Much of the chemotherapy treatment received by David after the cryoablation was not standard chemotherapy. In fact, there were only two places in California that were equipped to provide some of the chemotherapy treatments – USC and UCLA. Since David could not obtain that treatment from “in-plan” facilities, Aetna was required under California law to pay for it at out-of-plan facilities.
Requiring David to receive even the standard chemotherapy or to obtain even the lab tests or x-rays through in-plan facilities despite the fact that the treatment was being coordinated by Dr. Foshag and the medical oncologist working with him, Dr. Chawla, constituted a breach of Aetna’s obligation to assure that David had continuity of care as required under California law.

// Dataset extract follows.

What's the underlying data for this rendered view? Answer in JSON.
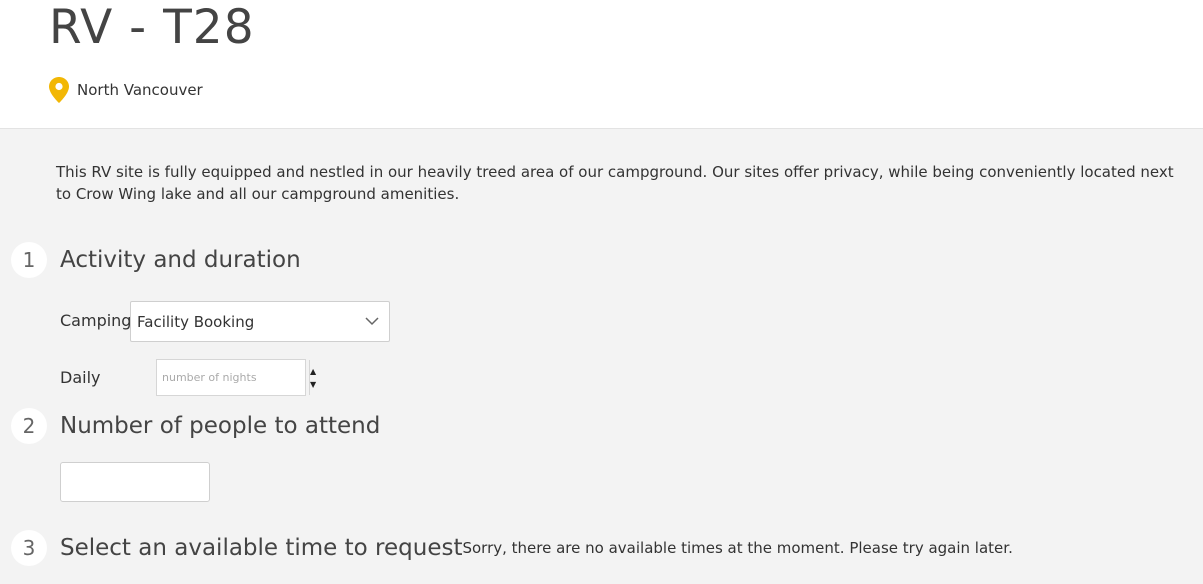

Even when David tried to comply with Aetna’s demands, Aetna rejected his treatment requests. Many, many times David asked his PCP to submit an authorization request to Primecare and Aetna for approval of a CT scan, blood test or chemotherapy treatment that Dr. Foshag or Dr. Chawla needed to have done and requested that those services be provided at in-plan facilities. The PCP signed those authorization requests and submitted them to Aetna. Aetna routinely denied those requests – purportedly because they had been requested at the behest of the “out-of-plan” doctors, even though the requests were signed by the plan doctor assigned to David. At one point, Teresa asked David’s PCP why Aetna was denying even the requests for treatment to be provided in-plan and the doctor’s only response was “HMOs are fine as long as you don’t get sick.”
David did utilize the services of a nurse case manager. Sharon Hopkins, R.N., Primecare’s utilization review nurse assigned to David’s case, actually spoke with David “for hours” during this time period. She looked forward to David’s calls because he was “such a nice man” and was “so interesting” and “so easy to talk to.” Even though she had to keep denying his claims, she liked talking to him because he never made their relationship seem adversarial.